Another procedural path to being deported is what is called "expedited removal." The U.S. government initiates expedited removal proceedings against certain people who are in the United States without documentation or who have misrepresented material facts in order to obtain U.S. admission.

However, you can be placed in expedited removal proceedings only if you are either:

  • at a U.S. port of entry or border, or
  • entered the United States unlawfully and were apprehended within two weeks of arrival and within 100 miles of U.S. borders.

In expedited removal proceedings, you will not see an immigration judge. Instead, an immigration officer will decide whether you should be deported. You will be ordered removed without a court hearing. This process happens very quickly.

Reinstatement of Removal

Another way to be deported is through "reinstatement of removal." The procedure is used only with people who have been ordered deported from the United States in the past and have come back without permission. Like with expedited removal, you will not see an immigration judge. An immigration officer can order and bring about your removal from the United States on this basis.

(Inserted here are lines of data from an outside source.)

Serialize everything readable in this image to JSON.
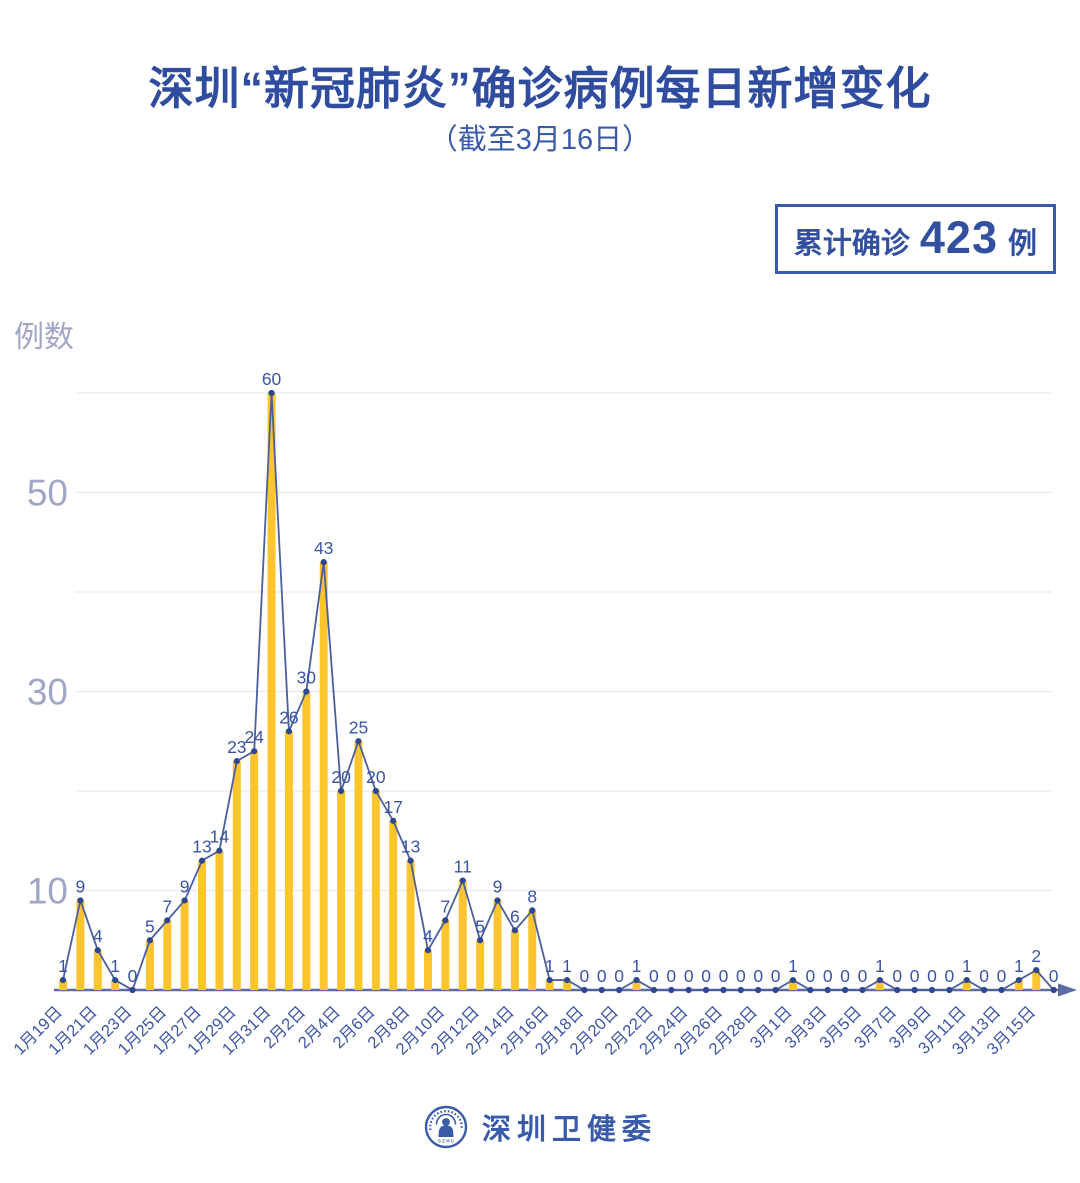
{
  "header": {
    "title": "深圳“新冠肺炎”确诊病例每日新增变化",
    "subtitle": "（截至3月16日）"
  },
  "summary_badge": {
    "prefix": "累计确诊",
    "value": "423",
    "suffix": "例"
  },
  "chart_data": {
    "type": "bar",
    "title": "深圳“新冠肺炎”确诊病例每日新增变化",
    "subtitle": "截至3月16日",
    "ylabel": "例数",
    "xlabel": "",
    "ylim": [
      0,
      60
    ],
    "grid_step": 10,
    "grid": true,
    "yticks_labeled": [
      50,
      30,
      10
    ],
    "x_tick_every": 2,
    "x_tick_labels": [
      "1月19日",
      "1月21日",
      "1月23日",
      "1月25日",
      "1月27日",
      "1月29日",
      "1月31日",
      "2月2日",
      "2月4日",
      "2月6日",
      "2月8日",
      "2月10日",
      "2月12日",
      "2月14日",
      "2月16日",
      "2月18日",
      "2月20日",
      "2月22日",
      "2月24日",
      "2月26日",
      "2月28日",
      "3月1日",
      "3月3日",
      "3月5日",
      "3月7日",
      "3月9日",
      "3月11日",
      "3月13日",
      "3月15日"
    ],
    "values": [
      1,
      9,
      4,
      1,
      0,
      5,
      7,
      9,
      13,
      14,
      23,
      24,
      60,
      26,
      30,
      43,
      20,
      25,
      20,
      17,
      13,
      4,
      7,
      11,
      5,
      9,
      6,
      8,
      1,
      1,
      0,
      0,
      0,
      1,
      0,
      0,
      0,
      0,
      0,
      0,
      0,
      0,
      1,
      0,
      0,
      0,
      0,
      1,
      0,
      0,
      0,
      0,
      1,
      0,
      0,
      1,
      2,
      0
    ],
    "point_labels_visible": true,
    "cumulative_total": 423,
    "colors": {
      "bar": "#FCC42D",
      "line": "#4A5F9E",
      "dot": "#2D4890",
      "point_label": "#3B54A5",
      "date_label": "#3D55A5",
      "axis": "#5C6BA4",
      "grid": "#E9EAF1",
      "ytick": "#9FA6C6",
      "title_blue": "#2F4C9E",
      "badge_blue": "#3A5BA9"
    }
  },
  "footer": {
    "brand": "深圳卫健委",
    "logo": "shenzhen-health-commission-seal"
  }
}
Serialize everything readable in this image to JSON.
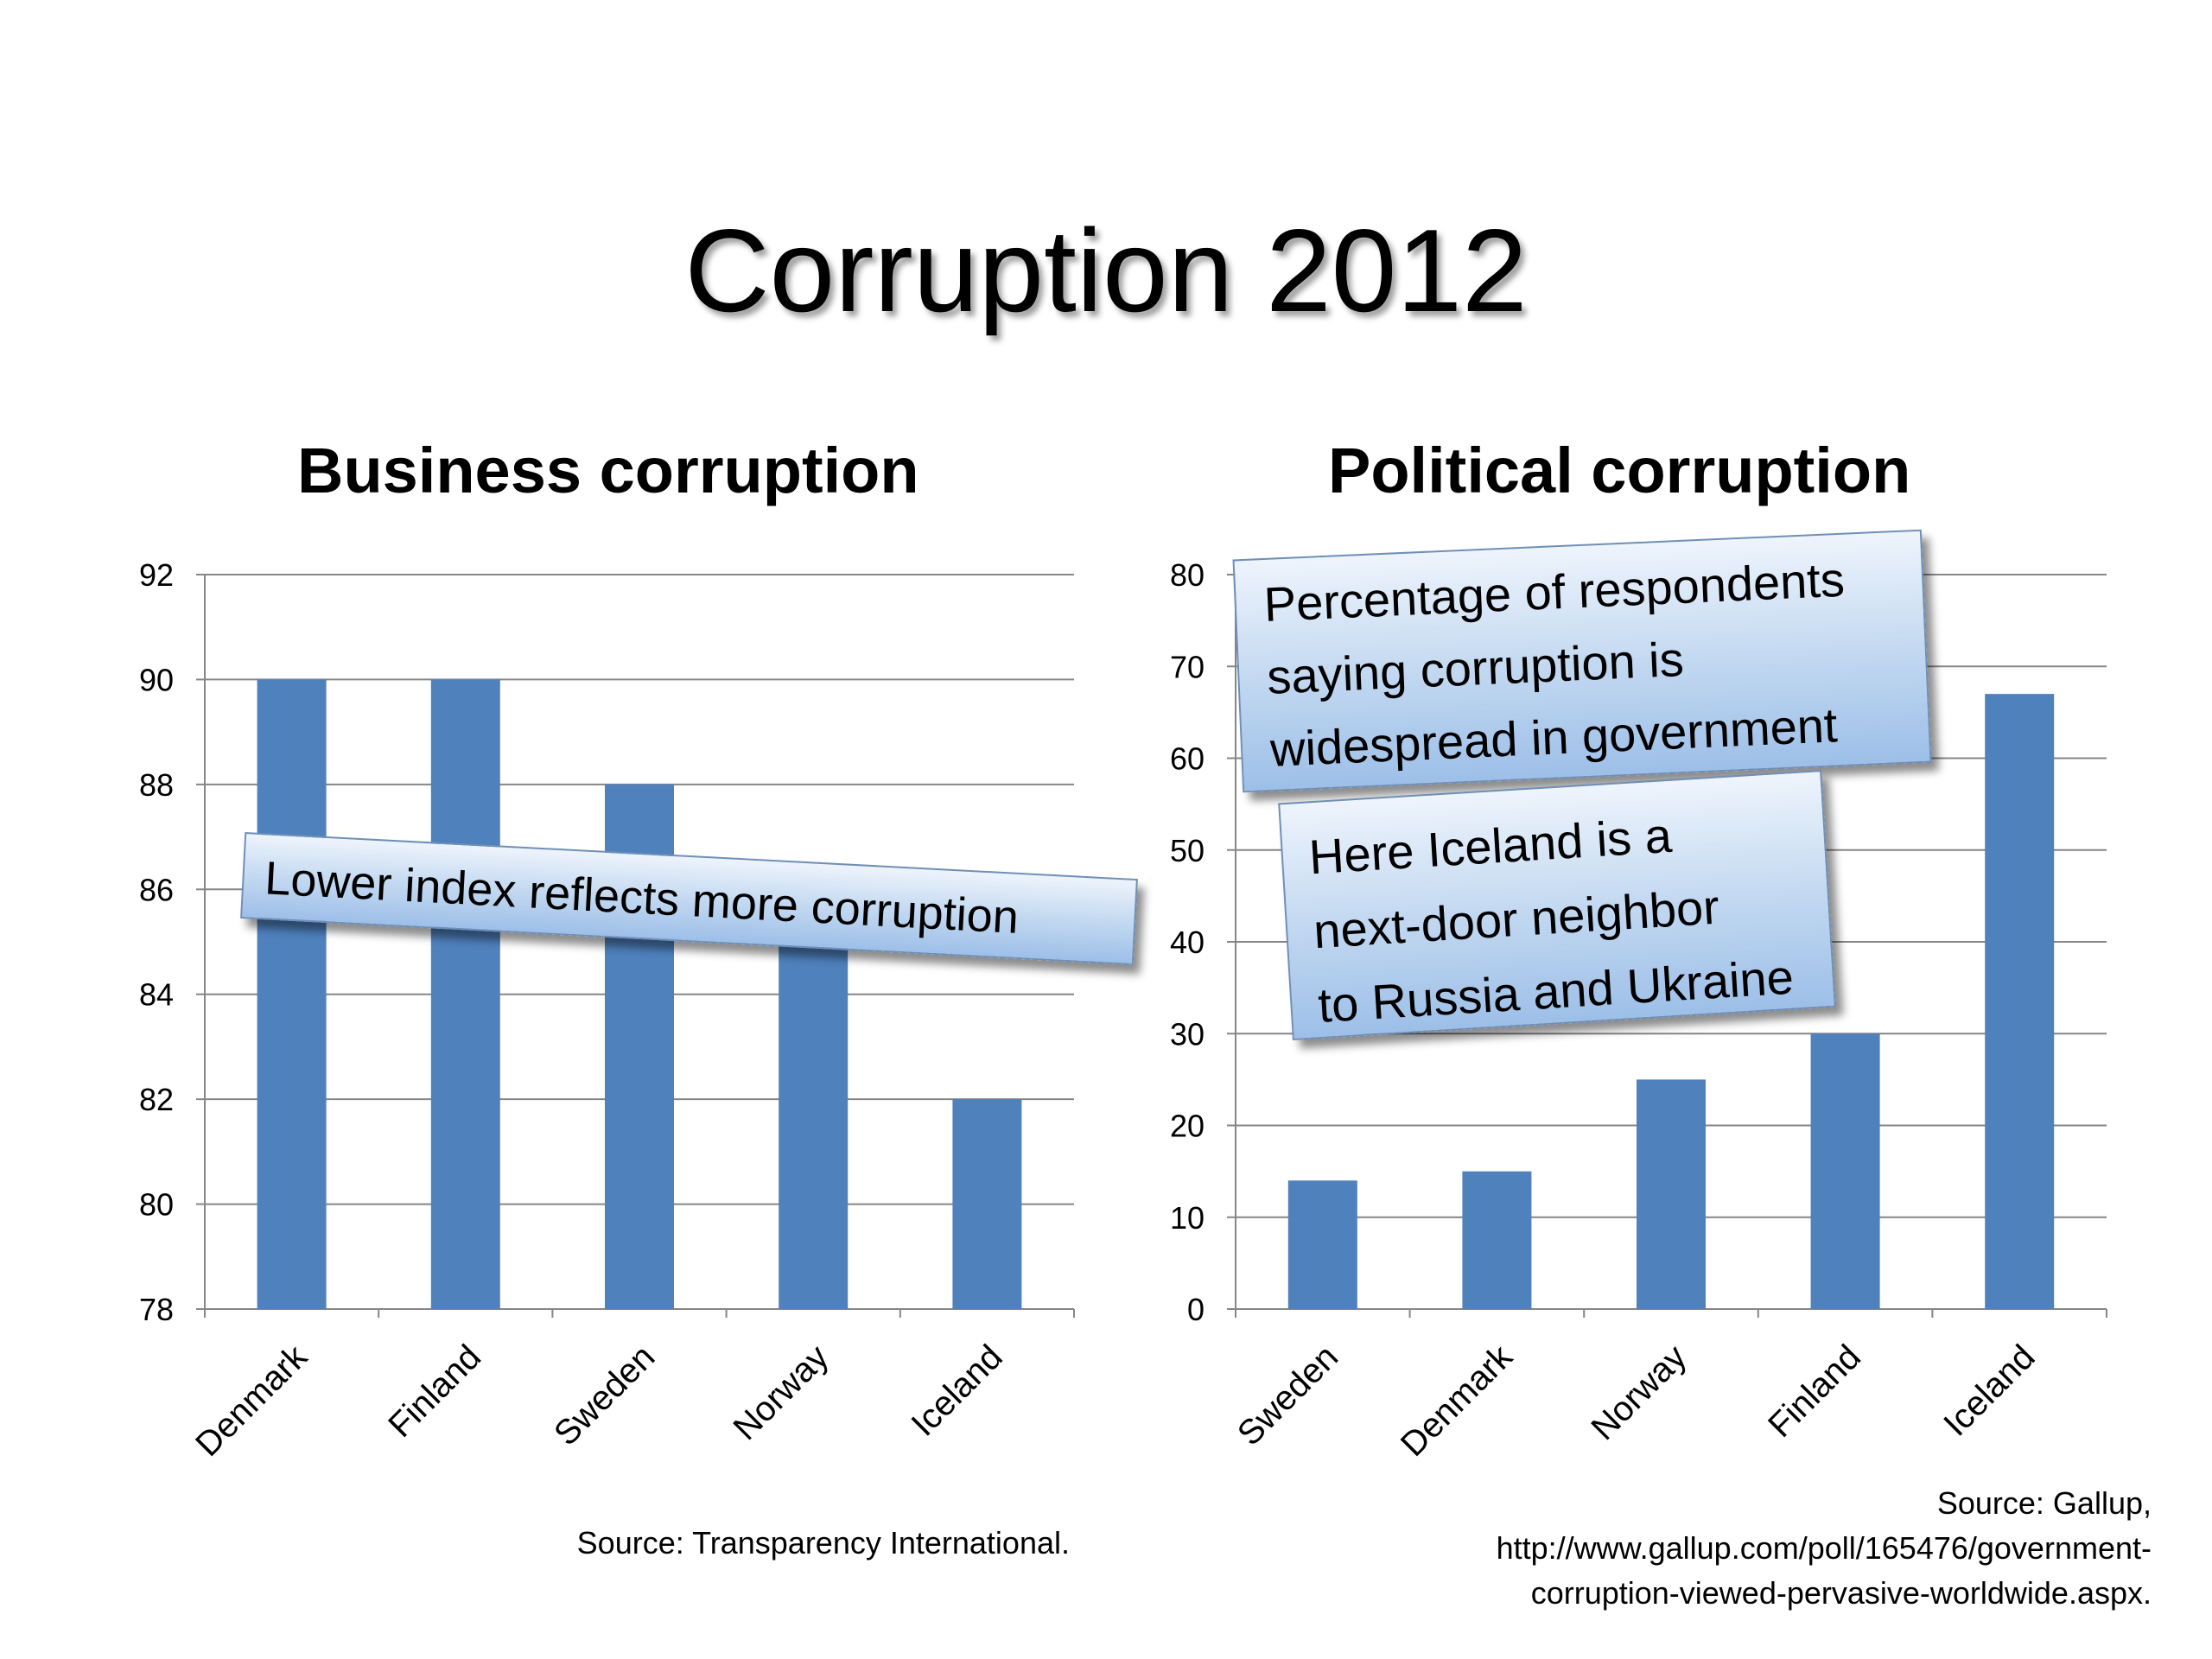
{
  "slide": {
    "title": "Corruption 2012"
  },
  "left_chart": {
    "callout": "Lower index reflects more corruption",
    "source": "Source: Transparency International."
  },
  "right_chart": {
    "callout1_lines": [
      "Percentage of respondents",
      "saying corruption is",
      "widespread in government"
    ],
    "callout2_lines": [
      "Here Iceland is a",
      "next-door neighbor",
      "to Russia and Ukraine"
    ],
    "source_lines": [
      "Source: Gallup,",
      "http://www.gallup.com/poll/165476/government-",
      "corruption-viewed-pervasive-worldwide.aspx."
    ]
  },
  "colors": {
    "bar": "#4f81bd",
    "grid": "#868686",
    "axis": "#868686"
  },
  "chart_data": [
    {
      "type": "bar",
      "title": "Business corruption",
      "categories": [
        "Denmark",
        "Finland",
        "Sweden",
        "Norway",
        "Iceland"
      ],
      "values": [
        90,
        90,
        88,
        85,
        82
      ],
      "yticks": [
        "78",
        "80",
        "82",
        "84",
        "86",
        "88",
        "90",
        "92"
      ],
      "ylim": [
        78,
        92
      ],
      "grid": true,
      "xlabel": "",
      "ylabel": ""
    },
    {
      "type": "bar",
      "title": "Political corruption",
      "categories": [
        "Sweden",
        "Denmark",
        "Norway",
        "Finland",
        "Iceland"
      ],
      "values": [
        14,
        15,
        25,
        30,
        67
      ],
      "yticks": [
        "0",
        "10",
        "20",
        "30",
        "40",
        "50",
        "60",
        "70",
        "80"
      ],
      "ylim": [
        0,
        80
      ],
      "grid": true,
      "xlabel": "",
      "ylabel": ""
    }
  ]
}
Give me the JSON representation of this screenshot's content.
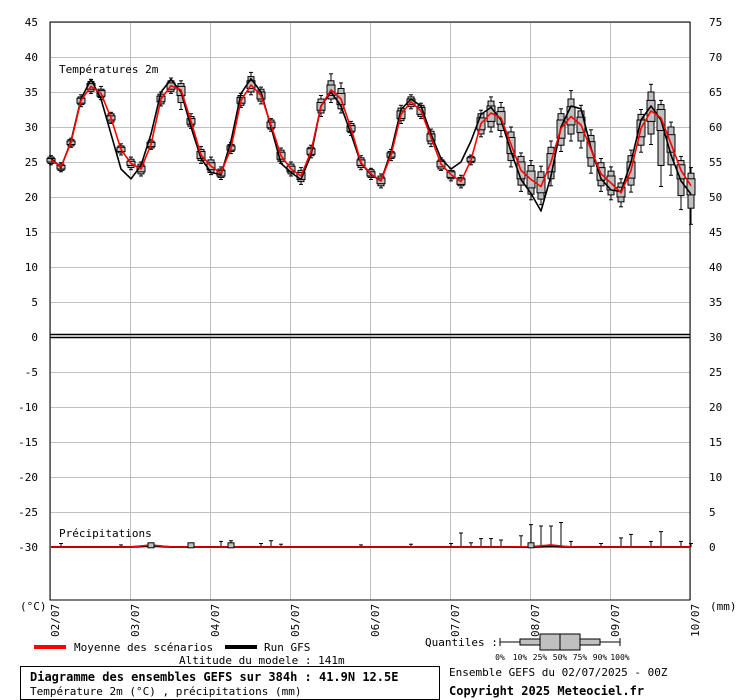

What Are the Steps in Deportation?

The steps in expedited removal and reinstatement of removal are first, being encountered by an immigration official, then being questioned, then the immigration official determining whether you should be removed and if so, taking final steps to arrange this.

The steps in regular removal proceedings are more complicated and take longer.

  • The government will file a Notice to Appear with the immigration court. Sometimes this document will have a hearing date and location listed on it. Most often, however, you will receive a separate document in the mail with a date and location for your first hearing.
  • You will attend your first hearing, called a "master calendar hearing." Here, you will discuss with the immigration judge (IJ) and the U.S. government attorney whether the charges against you in the Notice to Appear are true and whether you are eligible to apply for relief from removal. If you have no realistic basis upon which to claim relief, you might be ordered deported at the master calendar hearing. Or, depending on the circumstances of your case, you might be scheduled for more than one master calendar hearing.
  • If you are potentially eligible for relief from removal, the immigration judge will set a deadline for you to file any applications and evidence. The immigration judge will also schedule your case to be heard at an "individual hearing."
  • At the "individual hearing", the immigration judge will review your evidence, listen to your testimony and that of any witnesses, and decide whether to approve your application. If the judge denies your application, you will be ordered deported.
  • You can either appeal the immigration judge's decision or accept it as final. If you tell the immigration judge you want to appeal, you will need to file the necessary documents with the Board of Immigration Appeals (B.I.A.) before the deadline the immigration judge sets. So long as you file the appeal on time, you will not be deported while the appeal is pending. (And you might be able to file further appeals to higher federal courts, all the way to the Supreme Court in some cases.) If, on the other hand, you tell the immigration judge you do not want to appeal the order of removal, then it becomes a final order, and ICE will begin the process of deporting you.

Getting Help If You Are Facing Deportation

Being deported or being placed in deportation proceedings can have serious consequences for your ability to stay in or eventually return to the United States. To find out whether your deportation can be prevented, and for help in preparing and presenting your case to an immigration judge, talk to an experienced immigration attorney as soon as possible.